On Sun, Sep 22, 2013 at 1:14 AM, Alex Rousskov
<rouss...@measurement-factory.com> wrote:
> On 09/21/2013 04:38 AM, Kinkie wrote:
>> Amos already answered very fully.
>> To me, this just seems a worthwile optimization.
>> Background neighbor probe with dummy request and cache_peer idle=num
>> seems reasonable in terms of effectiveness and implementation effort;
>
> Unless we bombard a peer with new connections every few hundred
> milliseconds, the effectiveness of the above combination (for the
> problem at hand) would be close to zero. To solve the problem, the
> criteria for opening a new connection should be "not enough opened
> connections" rather than "we have not probed that peer for a while".

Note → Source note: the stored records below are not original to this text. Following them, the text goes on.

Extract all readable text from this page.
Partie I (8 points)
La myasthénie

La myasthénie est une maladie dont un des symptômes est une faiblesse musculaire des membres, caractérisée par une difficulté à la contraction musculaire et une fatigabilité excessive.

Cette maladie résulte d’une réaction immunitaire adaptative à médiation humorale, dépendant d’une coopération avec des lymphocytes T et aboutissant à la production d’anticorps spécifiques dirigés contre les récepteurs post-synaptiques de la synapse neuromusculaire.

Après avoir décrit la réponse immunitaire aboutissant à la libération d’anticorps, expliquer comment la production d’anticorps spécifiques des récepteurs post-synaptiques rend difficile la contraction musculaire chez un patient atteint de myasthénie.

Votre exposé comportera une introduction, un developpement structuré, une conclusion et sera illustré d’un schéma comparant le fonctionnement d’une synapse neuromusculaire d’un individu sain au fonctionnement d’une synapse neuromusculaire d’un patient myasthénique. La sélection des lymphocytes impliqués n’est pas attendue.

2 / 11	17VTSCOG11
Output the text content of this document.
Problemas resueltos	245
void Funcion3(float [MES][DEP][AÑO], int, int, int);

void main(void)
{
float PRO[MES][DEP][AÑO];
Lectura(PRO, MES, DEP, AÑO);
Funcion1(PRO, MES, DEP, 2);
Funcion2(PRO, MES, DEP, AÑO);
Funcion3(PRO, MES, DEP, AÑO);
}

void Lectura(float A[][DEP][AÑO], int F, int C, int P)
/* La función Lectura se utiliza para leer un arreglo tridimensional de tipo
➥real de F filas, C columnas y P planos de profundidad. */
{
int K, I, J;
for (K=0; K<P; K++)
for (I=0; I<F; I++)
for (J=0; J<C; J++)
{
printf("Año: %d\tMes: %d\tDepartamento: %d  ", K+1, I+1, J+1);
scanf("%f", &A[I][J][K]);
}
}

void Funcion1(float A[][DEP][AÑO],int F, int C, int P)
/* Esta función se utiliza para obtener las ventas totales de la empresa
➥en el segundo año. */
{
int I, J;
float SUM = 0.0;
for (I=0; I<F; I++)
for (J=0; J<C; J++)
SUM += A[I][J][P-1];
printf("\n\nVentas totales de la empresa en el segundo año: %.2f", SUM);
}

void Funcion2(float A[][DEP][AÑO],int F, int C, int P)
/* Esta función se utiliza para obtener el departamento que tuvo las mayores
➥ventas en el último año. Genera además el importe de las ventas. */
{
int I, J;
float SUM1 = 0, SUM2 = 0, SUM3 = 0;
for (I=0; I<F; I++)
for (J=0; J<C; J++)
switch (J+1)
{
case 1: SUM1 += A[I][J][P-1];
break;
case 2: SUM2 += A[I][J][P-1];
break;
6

> While you can emulate the former by using small timeouts, the overheads
> make such emulation prohibitively expensive.

Why do you say that? Let's say we split the parameter into an high and
a low watermark (min-idle and max-idle). In the pconn cleanup, if
we're above max-idle, we start closing some pconns, if we're below we
start more aggressively "probing" forcibly using new conns (see point
1), and adding these to the pconns pool. Sure, it won't _fix_ the
problem but at least it'll make it a bit better, won't it? After all,
it's just the way Apache handles the idle workers pool, so it's also
pretty well understood by system administrators.